James McLaughlin and family 1921 Census

James was still living at 34 Bright Street upon his death on 23rd of December 1932 having died of bronchitis and cardiac failure. His daughter Margaret was present as a witness. He made it to  a good age of 83 years!  On his death certificate James McLaughlan‘s parents were listed as Mary McLaughlan maiden name, MacGyver[sic] (McIver) and John McLaughlan- farm labourer. This is been cross-referenced and verified with his marriage certificate. Nothing can be found of  them at this stage, but at least I’m two generations further ahead with this story than I was in 2022.

James McLaughlan death 1932

What became of his children?

Mary had Lavinia Strelley in 1898 and married John Bannan in 1914. She lived a couple of years longer than her father dying in 1934 and Lavinia lead the diaspora further to Australia in the late 20s when she married my Grandfather James Kerr.

Annie died in 1924. 

Daughter Annie McLaughlan's death

Margaret married Charles McGonigle at the end of the war. and lived until 1965, having outlived Charles by 14 years, when he died in 1951. Her son, John was a Collery haulage motor man who was single when he succumbed to the dreaded white disease, pulmonary phthisis and cardiac failure at just 18 years.

Margaret McLaughlan married Charles McGonigle 1918

 

Onwards and Onwards……Looking for McLaughlin, McIver, Hall and Milligan.

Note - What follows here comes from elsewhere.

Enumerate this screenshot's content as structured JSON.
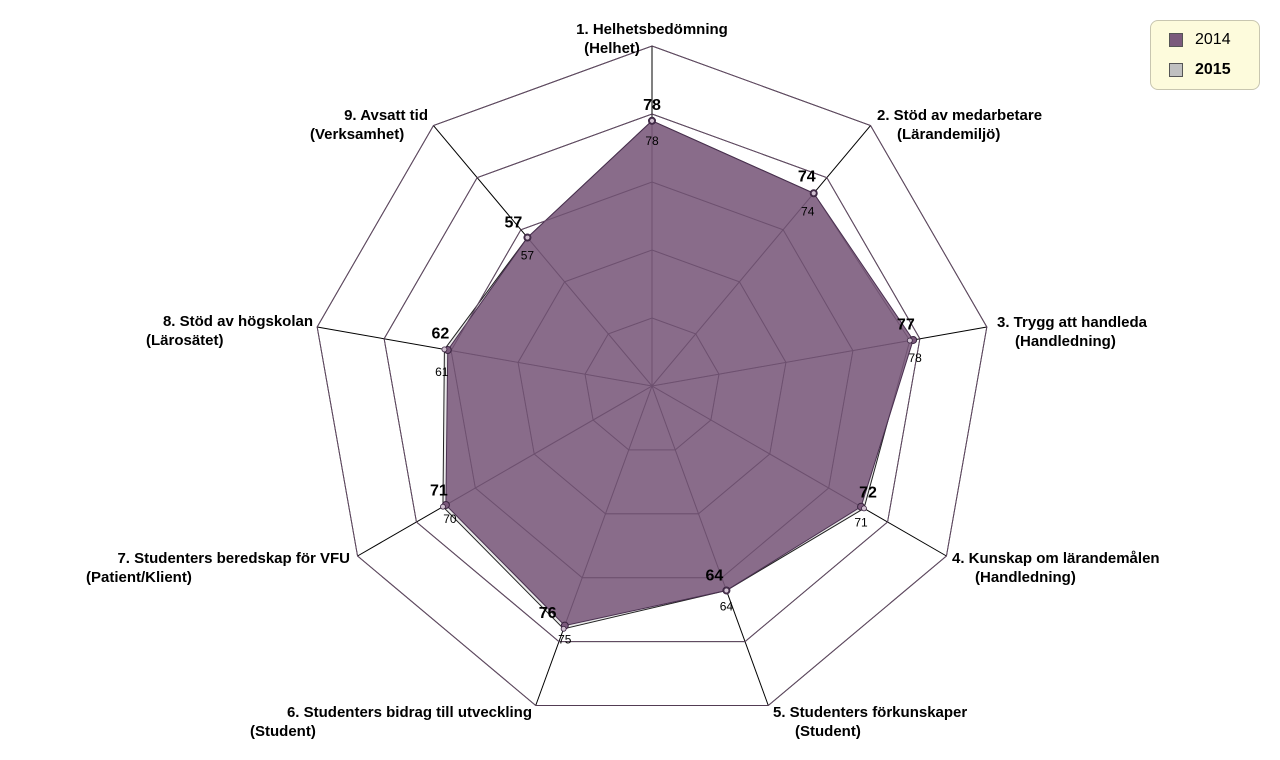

And so after years of not having any clues on Mary McLaughlan or her parents much has been achieved in the past 10 months with bonus Irish Great Great Great Grandparents. I think I’ve had another brick wall shattered. It’s really hard to scramble over the rubble to dig down to the Londonderry or Derry records to find the McLaughlans, McIvers, the Halls and the Milligans. but when did that ever stop me?